Sesepuh adat melakukan sebuah ritual memohon pertolongan dan keselamatan untuknya, Ben. Ia akan kembali ke dunianya lagi. Mereka semua menghantarkan di pinggir hutan yang ada jalan setapak. Anak kecil itu memberi sebuah kain cual yang ditenun oleh ibu-ibu di kampung itu.
Sesepuh adat memberinya sebuah jimat yang terbungkus daun Simpur[5] yang tidak boleh dibuka sebelum ia sampai tujuan.
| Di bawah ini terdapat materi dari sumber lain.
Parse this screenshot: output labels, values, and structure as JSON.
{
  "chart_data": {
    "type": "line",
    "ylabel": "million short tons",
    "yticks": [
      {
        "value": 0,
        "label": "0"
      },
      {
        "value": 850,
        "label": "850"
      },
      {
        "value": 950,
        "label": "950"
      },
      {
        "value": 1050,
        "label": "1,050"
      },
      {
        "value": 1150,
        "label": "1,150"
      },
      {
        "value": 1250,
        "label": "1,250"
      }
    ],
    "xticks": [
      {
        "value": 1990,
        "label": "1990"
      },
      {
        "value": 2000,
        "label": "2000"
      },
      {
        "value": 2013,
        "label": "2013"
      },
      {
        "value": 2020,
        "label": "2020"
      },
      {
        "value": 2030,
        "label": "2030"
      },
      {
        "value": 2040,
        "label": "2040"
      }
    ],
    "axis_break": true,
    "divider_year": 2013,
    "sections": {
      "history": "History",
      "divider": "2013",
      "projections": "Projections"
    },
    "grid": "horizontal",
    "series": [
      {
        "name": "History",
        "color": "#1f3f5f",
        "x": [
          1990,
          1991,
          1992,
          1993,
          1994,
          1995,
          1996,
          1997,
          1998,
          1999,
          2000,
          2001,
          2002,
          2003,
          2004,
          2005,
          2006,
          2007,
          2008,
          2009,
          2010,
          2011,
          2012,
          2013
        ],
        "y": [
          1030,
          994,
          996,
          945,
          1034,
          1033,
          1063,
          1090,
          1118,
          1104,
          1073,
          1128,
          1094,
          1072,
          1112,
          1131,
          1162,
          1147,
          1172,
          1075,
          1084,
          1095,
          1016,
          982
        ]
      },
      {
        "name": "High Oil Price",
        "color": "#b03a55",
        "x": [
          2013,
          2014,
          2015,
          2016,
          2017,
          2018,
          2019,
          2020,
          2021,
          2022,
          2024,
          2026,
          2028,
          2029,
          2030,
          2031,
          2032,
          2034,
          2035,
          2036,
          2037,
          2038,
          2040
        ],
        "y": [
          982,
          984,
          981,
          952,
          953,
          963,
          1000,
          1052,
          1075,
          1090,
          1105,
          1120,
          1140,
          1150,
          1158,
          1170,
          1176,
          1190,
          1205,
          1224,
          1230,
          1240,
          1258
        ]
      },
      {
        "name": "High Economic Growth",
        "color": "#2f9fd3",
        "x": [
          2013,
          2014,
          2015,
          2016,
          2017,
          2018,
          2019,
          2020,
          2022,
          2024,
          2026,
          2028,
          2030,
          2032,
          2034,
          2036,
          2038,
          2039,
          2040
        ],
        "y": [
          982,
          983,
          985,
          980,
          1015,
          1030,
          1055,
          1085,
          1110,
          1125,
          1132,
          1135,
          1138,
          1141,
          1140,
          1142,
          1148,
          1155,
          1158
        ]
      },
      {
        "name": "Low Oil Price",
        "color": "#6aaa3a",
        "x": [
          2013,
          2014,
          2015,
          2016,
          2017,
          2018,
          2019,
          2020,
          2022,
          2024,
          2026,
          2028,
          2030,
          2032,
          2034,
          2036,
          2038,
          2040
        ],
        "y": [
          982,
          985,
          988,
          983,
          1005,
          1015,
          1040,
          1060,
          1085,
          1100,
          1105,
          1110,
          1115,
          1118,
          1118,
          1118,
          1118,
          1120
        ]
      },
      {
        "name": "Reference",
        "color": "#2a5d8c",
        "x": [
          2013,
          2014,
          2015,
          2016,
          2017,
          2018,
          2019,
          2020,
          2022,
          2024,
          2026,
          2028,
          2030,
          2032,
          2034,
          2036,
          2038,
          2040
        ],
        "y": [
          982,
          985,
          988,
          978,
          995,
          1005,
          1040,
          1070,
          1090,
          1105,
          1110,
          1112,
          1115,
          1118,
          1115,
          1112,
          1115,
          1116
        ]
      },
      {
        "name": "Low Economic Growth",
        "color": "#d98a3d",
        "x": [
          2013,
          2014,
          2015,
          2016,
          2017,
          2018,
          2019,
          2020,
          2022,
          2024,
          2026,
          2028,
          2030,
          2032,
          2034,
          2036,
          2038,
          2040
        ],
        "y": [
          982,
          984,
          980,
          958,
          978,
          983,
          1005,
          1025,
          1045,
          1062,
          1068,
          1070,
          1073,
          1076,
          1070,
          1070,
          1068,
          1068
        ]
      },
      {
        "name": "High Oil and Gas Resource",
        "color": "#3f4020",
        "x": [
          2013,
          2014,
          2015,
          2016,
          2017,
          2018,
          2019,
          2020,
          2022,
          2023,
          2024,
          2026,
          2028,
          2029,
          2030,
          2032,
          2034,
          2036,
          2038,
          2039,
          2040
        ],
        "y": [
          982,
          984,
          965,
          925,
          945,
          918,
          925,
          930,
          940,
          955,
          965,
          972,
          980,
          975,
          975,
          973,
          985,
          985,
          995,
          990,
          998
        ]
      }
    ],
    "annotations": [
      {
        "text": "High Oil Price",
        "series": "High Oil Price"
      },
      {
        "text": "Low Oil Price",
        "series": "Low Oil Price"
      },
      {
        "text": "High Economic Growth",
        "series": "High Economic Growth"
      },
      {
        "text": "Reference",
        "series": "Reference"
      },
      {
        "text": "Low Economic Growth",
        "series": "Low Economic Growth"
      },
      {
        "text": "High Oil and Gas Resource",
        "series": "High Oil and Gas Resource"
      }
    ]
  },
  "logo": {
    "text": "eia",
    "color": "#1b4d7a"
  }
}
Hanya satu yang membuat sedikit membuat hatinya terasa haru sekaligus senang yaitu para warga yang telah menolongnya dan Reeck tidak ikut bersamanya untuk kembali ke dunianya.
Baginya, warga disini adalah rumah bagi dirinya dan hidup terasa bahagia serta merelakan segalanya di masa sebelumnya.
Sebelum Ben kembali, hanya ada satu pesan ia titipan kepada temannya itu. “Tolong jaga hutan untuk kami disini…”, Reeck berpesan dengan senyum tulus dan warga yang ramah mendampinginya. Mereka berdua berpelukan dengan berat hati, Ben berpamitan dan mengucapkan selamat tinggal kepada penduduk Kampung Bubung Tujuh dan dia, Reeck.